I shoot my head up to him, rolling marbles in my palm. “You mean, like leave?” Looking down, I watch the colorful beads move freely in my hand. “I don’t know, Jack. I don’t think Mom would ever leave this place.”

“Not Mom, Jay—you. Mom’s made her mess, but you have to promise me you’ll leave one day. Get out of his house, and make a life for yourself. Just run, Jay, like Huck did. When you’re big enough, okay?”

The idea of leaving scares me. The idea of running away and being on my own. And does he mean I should leave Mom behind? “Big like you, Jack?” I ask.

“Yeah, buddy.” He hides his face behind the book, but I hear the way his voice changes. “Big like me.”

Jackson stayed up all night finishing the book one last time for me. When I woke up in the morning, still on the floor below his bed, he was gone.

Claire showedup at Monroe’s. I still can’t believe it. I know she said she was there as a thank you from her dad, but I’m hoping at least a small part of her was happy for the chance to see me. I know I was really fucking happy that I got to see her.

Not only did she come to work with the best goddamn dessert I’ve ever had, but she also agreed to go to Maddie’s party with me. At least I think she meant with me. I panicked a little when she said she’d love to go, so I’m not sure where we landed in terms of plans. That’s what I’m trying to find out now. If I would just stop being such a pussy and text her already.

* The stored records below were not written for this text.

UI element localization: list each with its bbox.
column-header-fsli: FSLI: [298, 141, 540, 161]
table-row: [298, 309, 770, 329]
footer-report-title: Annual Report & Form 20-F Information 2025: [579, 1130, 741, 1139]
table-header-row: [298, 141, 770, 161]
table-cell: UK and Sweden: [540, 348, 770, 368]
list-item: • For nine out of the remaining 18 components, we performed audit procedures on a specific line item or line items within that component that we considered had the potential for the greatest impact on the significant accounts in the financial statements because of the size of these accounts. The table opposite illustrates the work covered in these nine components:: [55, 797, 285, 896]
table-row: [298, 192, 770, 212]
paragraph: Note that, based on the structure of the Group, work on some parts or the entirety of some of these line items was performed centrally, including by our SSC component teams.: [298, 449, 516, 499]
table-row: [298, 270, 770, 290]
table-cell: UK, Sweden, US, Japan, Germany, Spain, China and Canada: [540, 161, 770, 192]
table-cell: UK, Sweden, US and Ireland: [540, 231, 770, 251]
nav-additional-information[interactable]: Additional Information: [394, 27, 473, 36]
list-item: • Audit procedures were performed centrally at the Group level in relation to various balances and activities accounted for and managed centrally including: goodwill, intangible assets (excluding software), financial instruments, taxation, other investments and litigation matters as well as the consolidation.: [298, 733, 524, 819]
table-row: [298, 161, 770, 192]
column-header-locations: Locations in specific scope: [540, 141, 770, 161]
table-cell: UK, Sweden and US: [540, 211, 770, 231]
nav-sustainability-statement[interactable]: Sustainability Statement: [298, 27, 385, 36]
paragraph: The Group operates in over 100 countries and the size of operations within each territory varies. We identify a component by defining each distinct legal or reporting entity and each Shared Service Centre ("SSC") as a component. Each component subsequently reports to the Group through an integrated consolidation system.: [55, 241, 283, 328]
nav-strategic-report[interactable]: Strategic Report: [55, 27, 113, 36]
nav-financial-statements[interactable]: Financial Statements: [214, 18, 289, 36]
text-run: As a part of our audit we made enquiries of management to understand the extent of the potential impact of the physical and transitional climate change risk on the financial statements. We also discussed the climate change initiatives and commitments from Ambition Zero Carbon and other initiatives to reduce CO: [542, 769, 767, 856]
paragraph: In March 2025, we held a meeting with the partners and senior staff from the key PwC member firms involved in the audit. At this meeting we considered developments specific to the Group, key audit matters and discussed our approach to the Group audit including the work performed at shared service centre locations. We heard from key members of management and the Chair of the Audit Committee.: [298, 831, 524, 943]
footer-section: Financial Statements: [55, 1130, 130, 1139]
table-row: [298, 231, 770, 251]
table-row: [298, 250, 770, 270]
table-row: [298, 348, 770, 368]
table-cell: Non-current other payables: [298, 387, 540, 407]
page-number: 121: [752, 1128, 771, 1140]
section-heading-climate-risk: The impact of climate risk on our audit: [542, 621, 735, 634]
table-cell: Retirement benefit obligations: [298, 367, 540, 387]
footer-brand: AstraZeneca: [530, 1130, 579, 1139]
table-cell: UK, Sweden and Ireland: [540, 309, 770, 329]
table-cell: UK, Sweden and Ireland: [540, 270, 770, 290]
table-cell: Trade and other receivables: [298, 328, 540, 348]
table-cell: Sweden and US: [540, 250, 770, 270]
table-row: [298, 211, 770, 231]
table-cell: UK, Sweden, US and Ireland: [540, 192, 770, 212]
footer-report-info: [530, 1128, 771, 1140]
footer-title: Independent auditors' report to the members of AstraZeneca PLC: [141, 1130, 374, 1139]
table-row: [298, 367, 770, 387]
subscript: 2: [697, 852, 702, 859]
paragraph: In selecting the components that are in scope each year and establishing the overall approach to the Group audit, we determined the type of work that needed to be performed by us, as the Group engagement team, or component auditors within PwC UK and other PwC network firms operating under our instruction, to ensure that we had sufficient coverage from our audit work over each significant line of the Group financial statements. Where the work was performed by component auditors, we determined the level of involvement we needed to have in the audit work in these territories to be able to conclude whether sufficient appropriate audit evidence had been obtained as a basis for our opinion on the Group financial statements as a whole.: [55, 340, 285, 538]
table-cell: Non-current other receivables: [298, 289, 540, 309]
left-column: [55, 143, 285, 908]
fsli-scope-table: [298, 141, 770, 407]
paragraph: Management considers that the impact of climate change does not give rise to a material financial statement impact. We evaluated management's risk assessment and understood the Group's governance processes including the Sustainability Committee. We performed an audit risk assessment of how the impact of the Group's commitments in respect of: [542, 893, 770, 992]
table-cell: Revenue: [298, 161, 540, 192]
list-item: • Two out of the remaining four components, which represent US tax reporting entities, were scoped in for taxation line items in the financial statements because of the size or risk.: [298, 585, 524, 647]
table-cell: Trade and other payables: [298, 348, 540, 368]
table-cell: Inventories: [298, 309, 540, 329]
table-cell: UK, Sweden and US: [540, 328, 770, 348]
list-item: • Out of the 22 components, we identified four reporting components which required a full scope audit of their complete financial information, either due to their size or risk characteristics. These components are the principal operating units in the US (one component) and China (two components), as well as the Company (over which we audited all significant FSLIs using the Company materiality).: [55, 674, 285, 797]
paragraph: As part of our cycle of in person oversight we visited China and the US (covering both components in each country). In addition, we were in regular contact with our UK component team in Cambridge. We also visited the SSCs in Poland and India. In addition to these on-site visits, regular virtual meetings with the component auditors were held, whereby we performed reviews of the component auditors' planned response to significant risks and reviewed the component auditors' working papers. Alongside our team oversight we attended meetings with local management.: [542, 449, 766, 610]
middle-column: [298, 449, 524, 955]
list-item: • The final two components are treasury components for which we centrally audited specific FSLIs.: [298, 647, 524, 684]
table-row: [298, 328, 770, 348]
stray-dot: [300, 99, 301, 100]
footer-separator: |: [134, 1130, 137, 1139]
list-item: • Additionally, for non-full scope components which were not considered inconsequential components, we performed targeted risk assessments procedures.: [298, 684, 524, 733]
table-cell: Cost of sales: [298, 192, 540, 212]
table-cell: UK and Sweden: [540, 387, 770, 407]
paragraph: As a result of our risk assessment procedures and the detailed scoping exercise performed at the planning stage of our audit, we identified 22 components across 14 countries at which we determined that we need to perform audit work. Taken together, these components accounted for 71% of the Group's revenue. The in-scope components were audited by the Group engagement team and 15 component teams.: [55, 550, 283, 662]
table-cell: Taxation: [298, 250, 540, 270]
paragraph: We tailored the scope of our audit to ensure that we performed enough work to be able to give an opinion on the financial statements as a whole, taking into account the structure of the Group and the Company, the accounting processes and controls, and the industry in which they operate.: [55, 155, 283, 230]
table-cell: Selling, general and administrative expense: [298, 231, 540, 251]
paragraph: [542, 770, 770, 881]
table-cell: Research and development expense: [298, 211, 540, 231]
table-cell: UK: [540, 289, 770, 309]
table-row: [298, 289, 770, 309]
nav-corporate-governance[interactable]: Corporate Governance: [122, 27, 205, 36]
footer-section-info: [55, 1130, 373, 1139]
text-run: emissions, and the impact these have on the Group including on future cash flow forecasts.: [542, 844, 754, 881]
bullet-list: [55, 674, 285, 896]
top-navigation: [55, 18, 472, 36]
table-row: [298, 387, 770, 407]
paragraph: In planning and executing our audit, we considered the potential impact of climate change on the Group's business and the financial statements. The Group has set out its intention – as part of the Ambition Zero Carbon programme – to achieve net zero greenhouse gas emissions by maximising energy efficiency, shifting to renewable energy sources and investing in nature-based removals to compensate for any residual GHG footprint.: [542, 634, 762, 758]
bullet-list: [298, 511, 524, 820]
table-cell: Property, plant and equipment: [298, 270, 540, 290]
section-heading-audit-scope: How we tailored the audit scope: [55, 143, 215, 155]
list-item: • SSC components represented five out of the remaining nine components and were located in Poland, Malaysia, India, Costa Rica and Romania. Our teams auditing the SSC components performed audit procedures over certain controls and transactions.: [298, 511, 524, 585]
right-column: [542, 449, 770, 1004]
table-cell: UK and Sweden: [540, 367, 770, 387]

I finally asked Claire for her number before she left the garage. By some twisted turn of events, Zeke wingmanned for me by throwing this stupid party and gave me an excuse to need it. At that point, I was running a little on autopilot from all of the surprises, so thankfully, I didn’t have enough brain power to worry about how it looked.

“I’ll text you about the party then I guess?” She let out an adorable giggle, and I caught myself noticing things like fucking adorable giggles. Writing her number on the back of a Monroe's business card, she handed it to me.

“I guess we’ll see.”

Now I am sitting at Enzo’s, with my phone and the card with a little heart next to the last number, contemplating life and my first text to her.